Mako Hakkinenn's Voice
by Mako Hakkinenn



 井出有治、スーパーライセンス取り消しへ!
2006年05月08日(月)

 先週末に行われたF1第5戦ヨーロッパグランプリの舞台であるニュルブルクリンクのパドックで、衝撃のニュースが流れました!何とFIAがスーパー・アグリの井出有治に対し、F1に出場するために必要なスーパーライセンスをいったん取り消す方針であることが明らかになったのです!
 これは先のサンマリノグランプリ決勝レース時に起きたアルバースとのアクシデントが原因で、FIAは当初、再びテストで経験を積めば復帰できるとの見通しを示唆していたのですが、突然処分が重くなった模様です。全チームの同意があれば、また井出のスーパーライセンス復活の可能性はあるそうですが、現実には厳しいものとみられています。

 井出有治は昨年日本のモータースポーツの最高峰「フォーミュラ・ニッポン」でランキング2位という成績だっただけに、その井出が得たスーパーライセンスが取り消しになると言うことは、日本のモータースポーツ界にとっても大きなダメージになりかねない様相です。

 井出有治は先週末のヨーロッパグランプリ直前にFIAからの勧告によってサードドライバーに降格させられてしまったわけですが、ここへ来てさらに追い打ちをかけるようにライセンス取り消しのニュース。
 実はこの決定を下したのは、バーニー・エクレストン(FOA会長)、ジャン・トッド(フェラーリチーム監督)、フランク・ウイリアムズ(ウィリアウズチーム監督)をメンバーとする「F1パーマネント・ビュロー」と呼ばれる組織であることが判明しました。

 僕も今回初めて耳にしたのですが、このF1パーマネントビュローとはF1に関して緊急を要する問題が発生した場合、できるだけ素早い対応をするために設けられているもので、スーパーライセンスの発給基準もそうした案件のひとつだそうです。以前、キミ・ライコネンのF1デビューに際して、ライセンスの発給を最終的に決断したのもこのパーマネントビュローだったらしいですね。

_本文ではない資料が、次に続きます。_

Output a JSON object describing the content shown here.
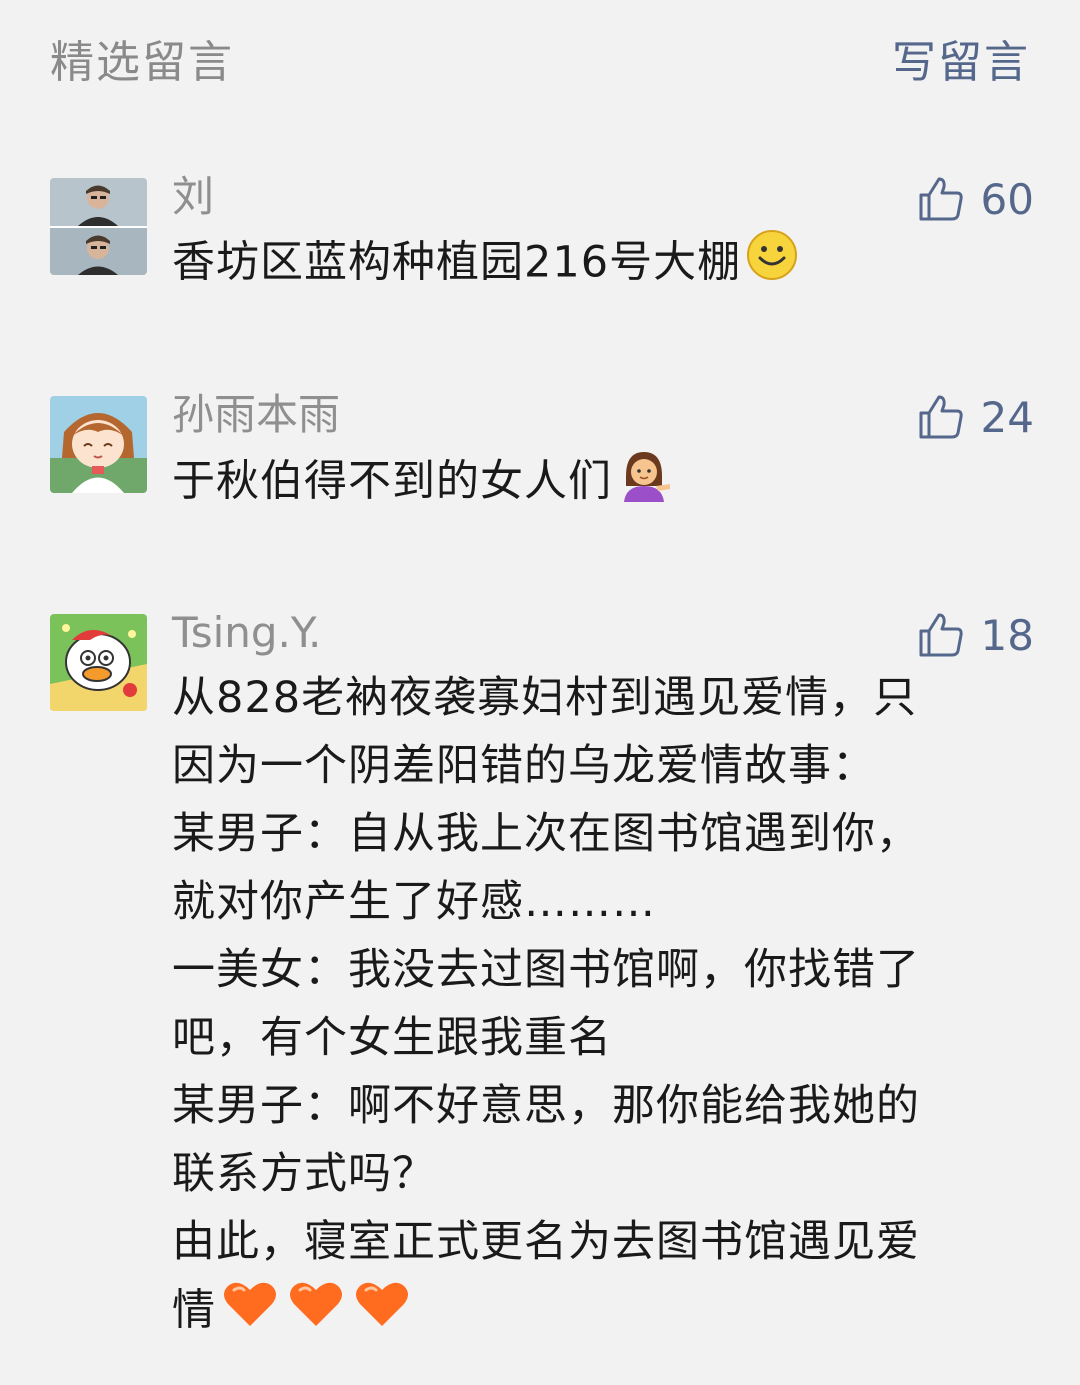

 今回、パーマネントビュローが異例とも言える形で井出の出場に物言いをつけた背景には、ウイリアムズやトッドなど、チーム側の声が大きく反映されていた可能性が高く、他のドライバーが抱いていた井出のドライビングに対する不安が前回のサンマリノの事故で一気に表面化し、チーム側から何らかの対処を求める声が上がったためではないかと思われます。
 ただし、そのサンマリノの事故に関してもスチュワードの裁定は「指導」のみ、井出へのペナルティもなく、結論としては「レーシングアクシデント」の範囲内と判断されたはずなのですが……。

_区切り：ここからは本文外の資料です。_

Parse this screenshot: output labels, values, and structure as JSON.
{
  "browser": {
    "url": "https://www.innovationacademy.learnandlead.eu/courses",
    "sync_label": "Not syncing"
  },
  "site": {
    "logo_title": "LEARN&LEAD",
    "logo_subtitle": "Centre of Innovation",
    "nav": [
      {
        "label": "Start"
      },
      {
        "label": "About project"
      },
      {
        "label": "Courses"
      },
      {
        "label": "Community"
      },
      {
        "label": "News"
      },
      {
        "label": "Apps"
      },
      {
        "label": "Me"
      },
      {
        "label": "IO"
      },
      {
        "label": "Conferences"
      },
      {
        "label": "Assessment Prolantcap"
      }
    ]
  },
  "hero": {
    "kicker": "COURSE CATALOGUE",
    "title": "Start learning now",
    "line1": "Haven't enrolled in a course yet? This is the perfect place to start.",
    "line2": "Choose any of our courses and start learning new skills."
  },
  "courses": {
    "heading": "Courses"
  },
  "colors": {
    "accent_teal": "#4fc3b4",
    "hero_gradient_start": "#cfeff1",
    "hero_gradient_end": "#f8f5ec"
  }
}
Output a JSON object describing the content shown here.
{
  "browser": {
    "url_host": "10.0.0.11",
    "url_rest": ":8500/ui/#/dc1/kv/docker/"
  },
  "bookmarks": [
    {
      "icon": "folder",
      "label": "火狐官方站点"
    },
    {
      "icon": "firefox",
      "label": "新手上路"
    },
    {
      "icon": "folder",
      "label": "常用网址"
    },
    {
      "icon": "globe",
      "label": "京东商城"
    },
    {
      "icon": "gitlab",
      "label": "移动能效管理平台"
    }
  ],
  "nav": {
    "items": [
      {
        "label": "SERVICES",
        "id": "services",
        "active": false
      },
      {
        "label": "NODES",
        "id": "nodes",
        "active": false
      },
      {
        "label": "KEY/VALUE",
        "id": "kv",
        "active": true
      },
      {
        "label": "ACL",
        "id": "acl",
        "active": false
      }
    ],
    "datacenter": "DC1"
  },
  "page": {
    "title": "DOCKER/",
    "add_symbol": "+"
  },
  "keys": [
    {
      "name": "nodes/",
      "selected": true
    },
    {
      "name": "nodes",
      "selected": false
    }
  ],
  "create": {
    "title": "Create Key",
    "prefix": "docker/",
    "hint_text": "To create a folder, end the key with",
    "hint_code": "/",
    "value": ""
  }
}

 もし井出のライセンスが本当に剥奪されてしまった場合、井出が再びスーパーアグリのシートに戻るには、テストで十分な距離を走り、なおかつスーパーライセンス発行のために全チームから承認を得なければなりません。これまでの4レースで「危険なドライバー」というレッテルを貼られてしまった井出にとって、これは大きなハードルとなってしまうでしょう。もちろん、限られた予算の中でF1を戦うスーパーアグリにとって、テストを実施するのは簡単なことではありません。

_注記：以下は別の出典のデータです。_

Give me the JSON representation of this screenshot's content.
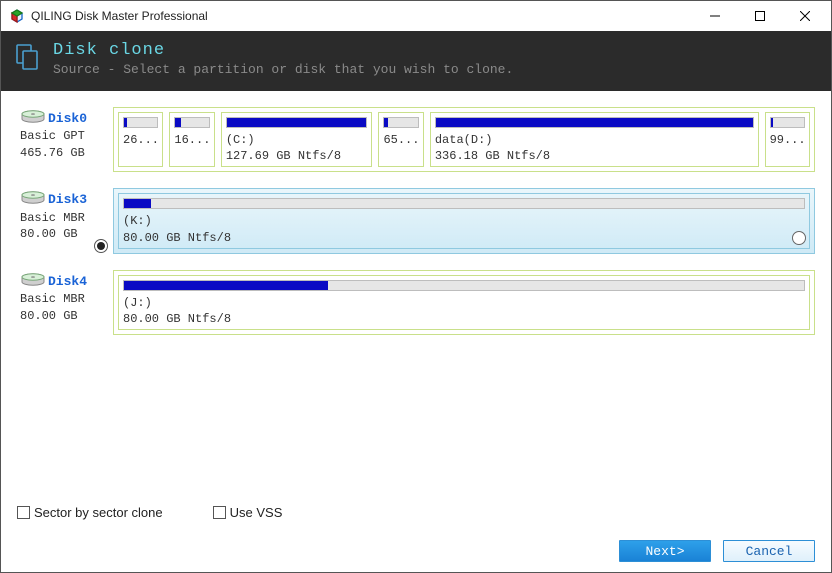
{
  "window": {
    "title": "QILING Disk Master Professional"
  },
  "header": {
    "title": "Disk clone",
    "subtitle": "Source - Select a partition or disk that you wish to clone."
  },
  "disks": [
    {
      "name": "Disk0",
      "type": "Basic GPT",
      "size": "465.76 GB",
      "selected": false,
      "show_radio": false,
      "partitions": [
        {
          "label": "",
          "detail": "26...",
          "fill": 10,
          "flex": 1
        },
        {
          "label": "",
          "detail": "16...",
          "fill": 18,
          "flex": 1
        },
        {
          "label": "(C:)",
          "detail": "127.69 GB Ntfs/8",
          "fill": 100,
          "flex": 4
        },
        {
          "label": "",
          "detail": "65...",
          "fill": 12,
          "flex": 1
        },
        {
          "label": "data(D:)",
          "detail": "336.18 GB Ntfs/8",
          "fill": 100,
          "flex": 9
        },
        {
          "label": "",
          "detail": "99...",
          "fill": 8,
          "flex": 1
        }
      ]
    },
    {
      "name": "Disk3",
      "type": "Basic MBR",
      "size": "80.00 GB",
      "selected": true,
      "show_radio": true,
      "partitions": [
        {
          "label": "(K:)",
          "detail": "80.00 GB Ntfs/8",
          "fill": 4,
          "flex": 1
        }
      ]
    },
    {
      "name": "Disk4",
      "type": "Basic MBR",
      "size": "80.00 GB",
      "selected": false,
      "show_radio": false,
      "partitions": [
        {
          "label": "(J:)",
          "detail": "80.00 GB Ntfs/8",
          "fill": 30,
          "flex": 1
        }
      ]
    }
  ],
  "options": {
    "sector_label": "Sector by sector clone",
    "vss_label": "Use VSS",
    "sector_checked": false,
    "vss_checked": false
  },
  "buttons": {
    "next": "Next>",
    "cancel": "Cancel"
  }
}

 正式には今週にも日本のACN(ナショナル・スポーティング・オーソリティ)であるJAF(日本自動車連盟)から井出本人に通達されるということですが、このまま井出は、苦労の末つかんだF1のシートを失ってしまうのでしょうか。5月4日付のVoiceでは、井出のサードドライバー降格は妥当であると書きましたが、さすがにスーパーライセンス剥奪は、あまりにも厳しすぎるのではないかと思わずにはいられません。

 何か政治的な策略のニオイがプンプンしますね。